● De beekmans
Bovendien bleek de cursus hartstikke (excuses, taalminnaars!) on-Nederlands te zijn. Hij begon met ene familie Beekman: ‘Meneer Beekman is de vader. Mevrouw Beekman is de moeder. Zij zijn man en vrouw. [...] Mevrouw Beekman zorgt voor het hele gezin en het huis.’ Niets dus over ‘Meneer Beekman heeft een vriend. Zijn zoon heeft een LAT-relatie met de schooljuf. De dochter zit in een praatgroep voor Bewust Ongehuwde Moeders.’ Natuurlijk ging het in eerste instantie om het aanleren van de taal, maar de buitentalige werkelijkheid is voor iemand die geen kunstmatig brouwsel maar levend Nederlands wil leren spreken, bijzonder belangrijk.
Ik heb de Beekmans dan ook snel als een baksteen laten vallen.

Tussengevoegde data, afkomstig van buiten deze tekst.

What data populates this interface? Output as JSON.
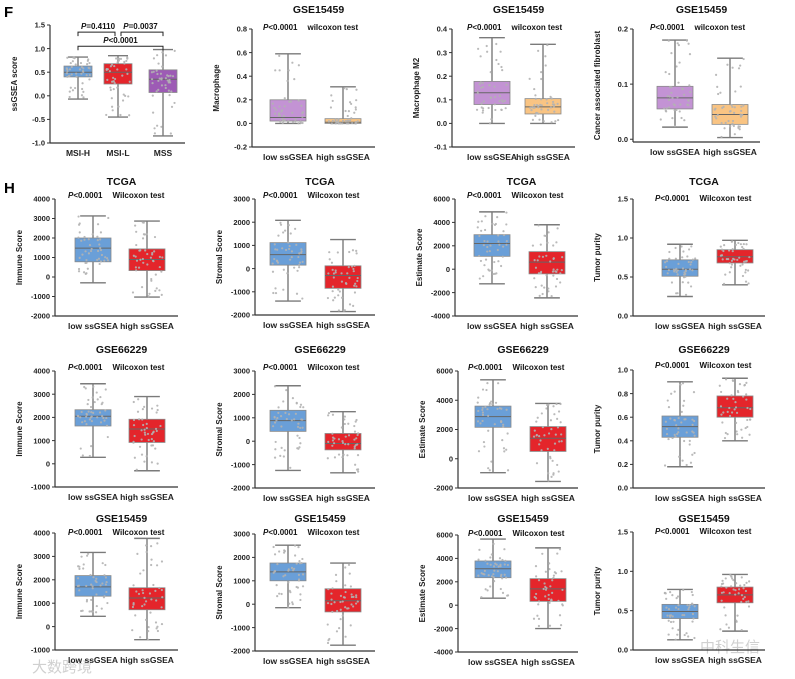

Wat er overbleef was de omgeving, maar die kon mij de beginselen van het Nederlands niet bijbrengen. Levend Nederlands, waar vind je dat?
Ik probeerde het via de televisie. Daar keek ik graag naar. Naar Sonja, die Beekman allang vaarwel had gezegd en hooguit geïnteresseerd was in zijn relatie met de teddybeer, liefst die van zijn dochter, want dan kon je ten minste ook nog het woord incest in de mond nemen. Nee, dat was het dus ook niet.
Ik zocht en ik vond. De reclame. Met al haar wasmiddelen, gelukkige, dik tevreden poezen die in hun beste Nederlands miauwden, blaffende honden die niet beten, en uitvaartpolissen die niets met ruimtevaart te maken bleken te hebben, zoals ik in den beginne dacht. De reclame heeft mij de in het Nederlands gebruikelijke zinsconstructies bijgebracht, het meest levend Nederlands laten horen. De rest moest ik zelf doen. Alle eer dus voor de Nederlandse reclame.